Os riscos vão do vazamento de segredos comerciais e dados de clientes à perda de controle sobre onde a informação da empresa está armazenada e sendo reutilizada para treinar modelos de terceiros, com efeitos que vão do jurídico ao reputacional. Não é um risco hipotético: é uma cadeia de consequências que já tem materialidade documentada em relatórios internacionais.

O primeiro risco é o vazamento direto de dados sensíveis e propriedade intelectual. Pesquisas da Netskope Threat Labs mostram crescimento expressivo no volume de uploads corporativos para ferramentas de IA generativa nos últimos anos, com dados sensíveis representando parcela relevante desse tráfego Netskope Threat Labs — Cloud and Threat Report.

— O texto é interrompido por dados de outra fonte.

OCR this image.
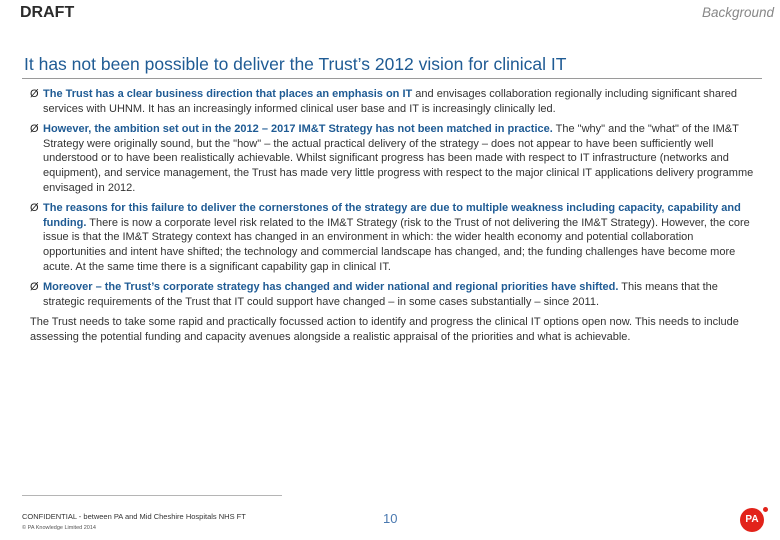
DRAFT	Background
It has not been possible to deliver the Trust’s 2012 vision for clinical IT
Ø The Trust has a clear business direction that places an emphasis on IT and envisages collaboration regionally including significant shared services with UHNM. It has an increasingly informed clinical user base and IT is increasingly clinically led.
Ø However, the ambition set out in the 2012 – 2017 IM&T Strategy has not been matched in practice. The "why" and the "what" of the IM&T Strategy were originally sound, but the "how" – the actual practical delivery of the strategy – does not appear to have been sufficiently well understood or to have been realistically achievable. Whilst significant progress has been made with respect to IT infrastructure (networks and equipment), and service management, the Trust has made very little progress with respect to the major clinical IT applications delivery programme envisaged in 2012.
Ø The reasons for this failure to deliver the cornerstones of the strategy are due to multiple weakness including capacity, capability and funding. There is now a corporate level risk related to the IM&T Strategy (risk to the Trust of not delivering the IM&T Strategy). However, the core issue is that the IM&T Strategy context has changed in an environment in which: the wider health economy and potential collaboration opportunities and intent have shifted; the technology and commercial landscape has changed, and; the funding challenges have become more acute. At the same time there is a significant capability gap in clinical IT.
Ø Moreover – the Trust’s corporate strategy has changed and wider national and regional priorities have shifted. This means that the strategic requirements of the Trust that IT could support have changed – in some cases substantially – since 2011.
The Trust needs to take some rapid and practically focussed action to identify and progress the clinical IT options open now. This needs to include assessing the potential funding and capacity avenues alongside a realistic appraisal of the priorities and what is achievable.
CONFIDENTIAL - between PA and Mid Cheshire Hospitals NHS FT
© PA Knowledge Limited 2014
10	PA
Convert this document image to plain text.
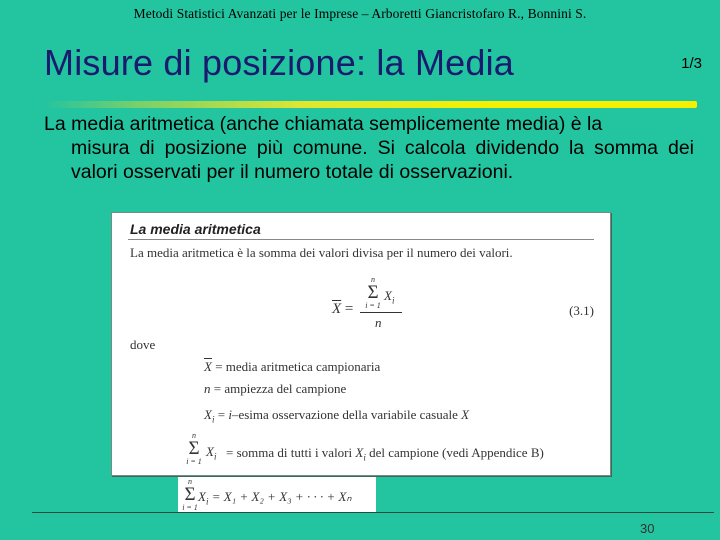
Metodi Statistici Avanzati per le Imprese – Arboretti Giancristofaro R., Bonnini S.
Misure di posizione: la Media	1/3
La media aritmetica (anche chiamata semplicemente media) è la
misura di posizione più comune. Si calcola dividendo la somma dei valori osservati per il numero totale di osservazioni.
La media aritmetica
La media aritmetica è la somma dei valori divisa per il numero dei valori.
$\overline{X}$ =
n
Σ
i = 1
$X_i$
n
(3.1)
dove
$\overline{X}$ = media aritmetica campionaria
n = ampiezza del campione
$X_i$ = i–esima osservazione della variabile casuale X
n
Σ
i = 1
$X_i$ = somma di tutti i valori $X_i$ del campione (vedi Appendice B)
n
Σ
i = 1
$X_i = X_1 + X_2 + X_3$ + · · · + Xₙ
30
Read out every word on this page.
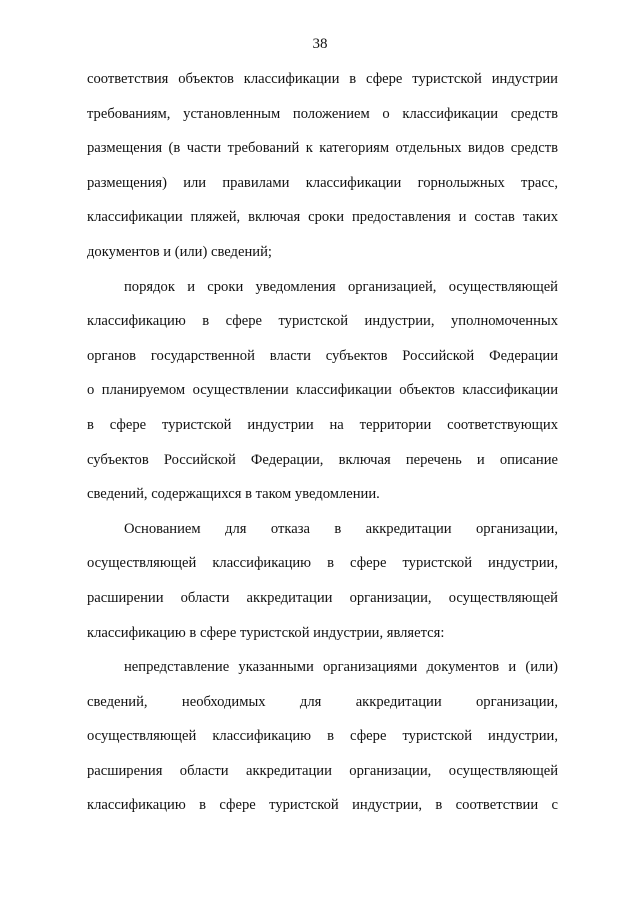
38
соответствия объектов классификации в сфере туристской индустрии
требованиям, установленным положением о классификации средств
размещения (в части требований к категориям отдельных видов средств
размещения) или правилами классификации горнолыжных трасс,
классификации пляжей, включая сроки предоставления и состав таких
документов и (или) сведений;
порядок и сроки уведомления организацией, осуществляющей
классификацию в сфере туристской индустрии, уполномоченных
органов государственной власти субъектов Российской Федерации
о планируемом осуществлении классификации объектов классификации
в сфере туристской индустрии на территории соответствующих
субъектов Российской Федерации, включая перечень и описание
сведений, содержащихся в таком уведомлении.
Основанием для отказа в аккредитации организации,
осуществляющей классификацию в сфере туристской индустрии,
расширении области аккредитации организации, осуществляющей
классификацию в сфере туристской индустрии, является:
непредставление указанными организациями документов и (или)
сведений, необходимых для аккредитации организации,
осуществляющей классификацию в сфере туристской индустрии,
расширения области аккредитации организации, осуществляющей
классификацию в сфере туристской индустрии, в соответствии с
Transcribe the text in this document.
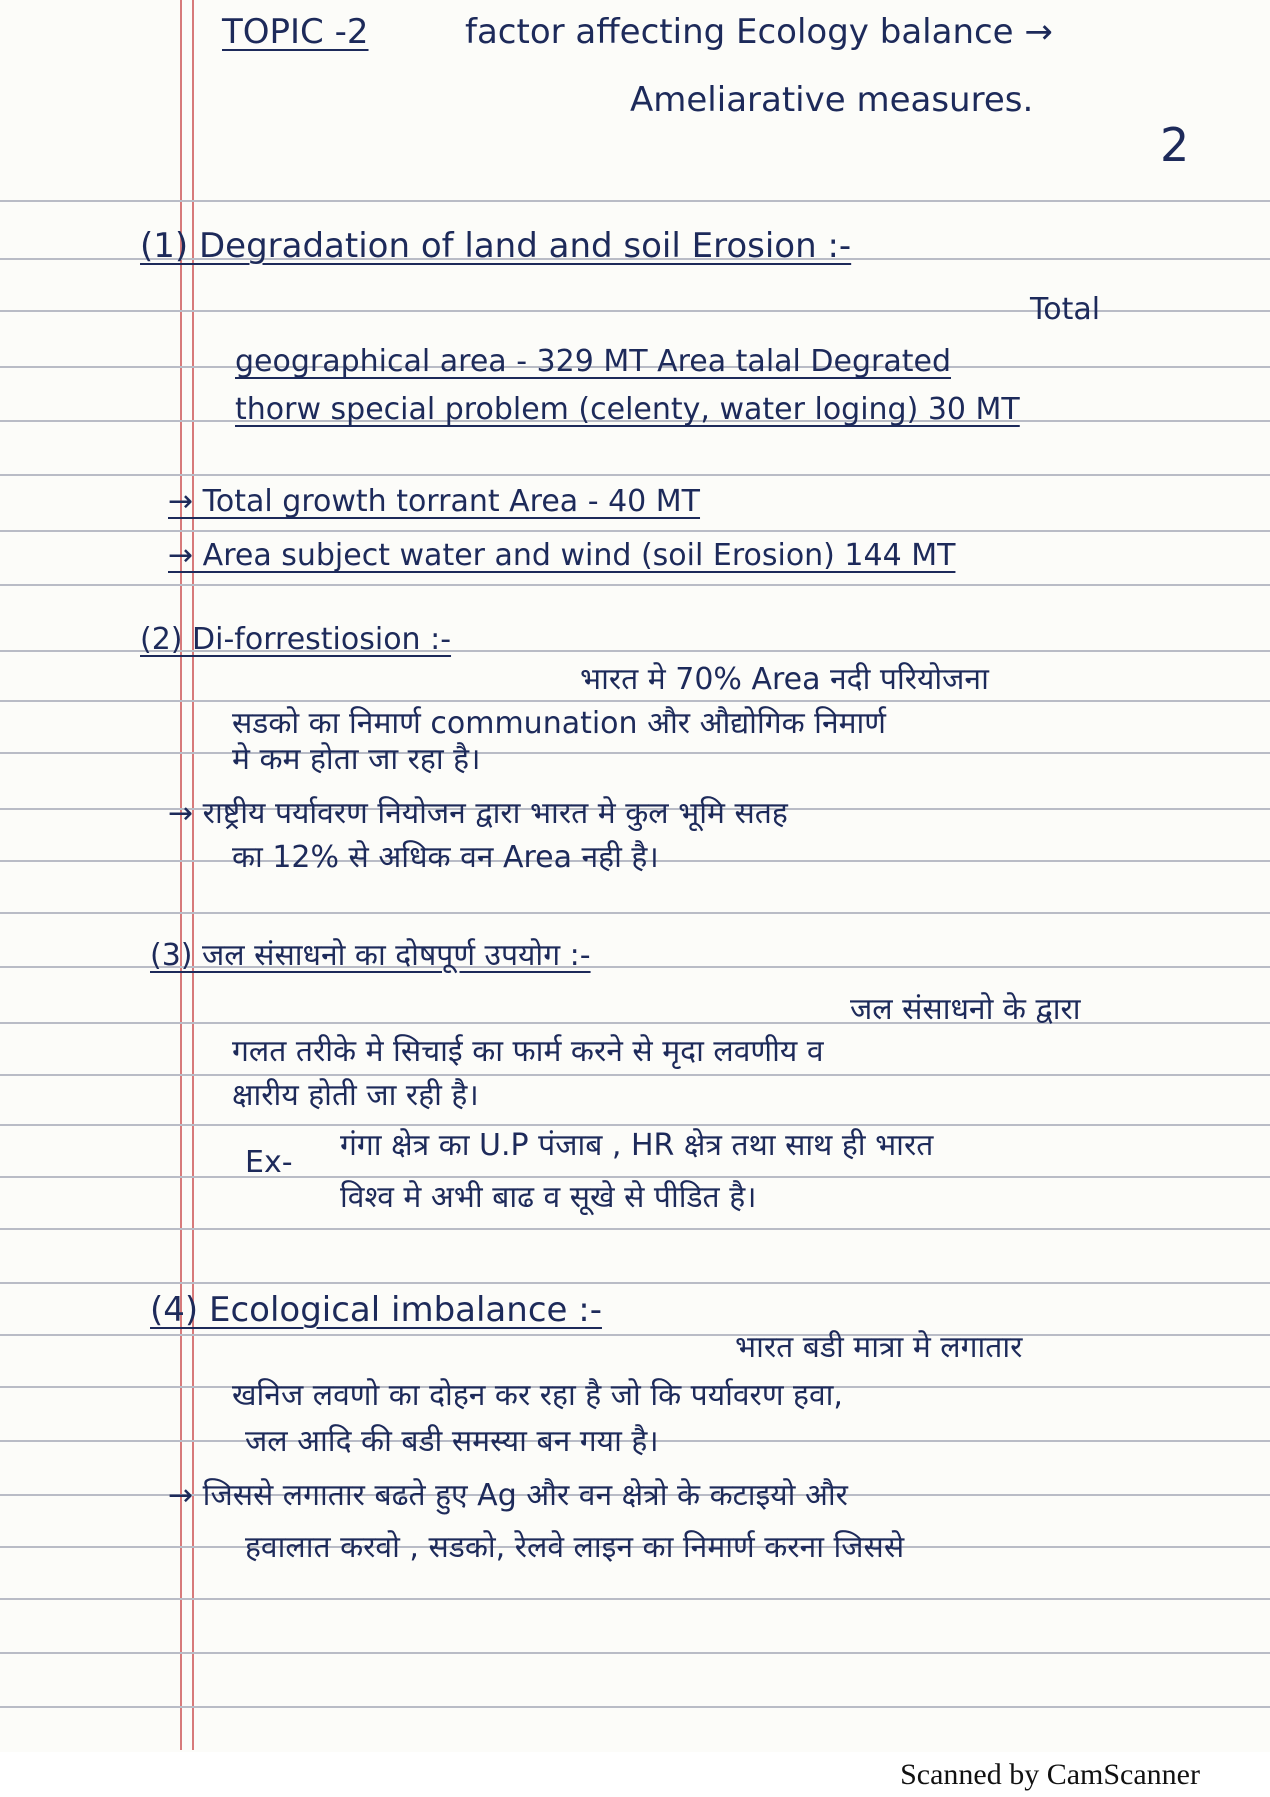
TOPIC -2	factor affecting Ecology balance →
Ameliarative measures.
2
(1) Degradation of land and soil Erosion :-
Total
geographical area - 329 MT Area talal Degrated
thorw special problem (celenty, water loging) 30 MT
→ Total growth torrant Area - 40 MT
→ Area subject water and wind (soil Erosion) 144 MT
(2) Di-forrestiosion :-
भारत मे 70% Area नदी परियोजना
सडको का निमार्ण communation और औद्योगिक निमार्ण
मे कम होता जा रहा है।
→ राष्ट्रीय पर्यावरण नियोजन द्वारा भारत मे कुल भूमि सतह
का 12% से अधिक वन Area नही है।
(3) जल संसाधनो का दोषपूर्ण उपयोग :-
जल संसाधनो के द्वारा
गलत तरीके मे सिचाई का फार्म करने से मृदा लवणीय व
क्षारीय होती जा रही है।
Ex- गंगा क्षेत्र का U.P पंजाब , HR क्षेत्र तथा साथ ही भारत
विश्व मे अभी बाढ व सूखे से पीडित है।
(4) Ecological imbalance :-
भारत बडी मात्रा मे लगातार
खनिज लवणो का दोहन कर रहा है जो कि पर्यावरण हवा,
जल आदि की बडी समस्या बन गया है।
→ जिससे लगातार बढते हुए Ag और वन क्षेत्रो के कटाइयो और
हवालात करवो , सडको, रेलवे लाइन का निमार्ण करना जिससे
Scanned by CamScanner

A Cyberhaven, especializada em prevenção de perda de dados, documenta casos recorrentes de informações confidenciais de código-fonte a dados de clientes sendo enviadas para ferramentas de IA sem qualquer controle de saída Cyberhaven — Research on AI Data Loss.

O segundo risco é o uso desses dados para treinar modelos públicos. Dependendo dos termos de serviço da ferramenta, em geral nas versões gratuitas ou de consumidor final, diferente de contratos empresariais com garantias de não retenção, o conteúdo enviado pode ser incorporado ao processo de treinamento do modelo, tornando impraticável reverter esse uso depois de enviado.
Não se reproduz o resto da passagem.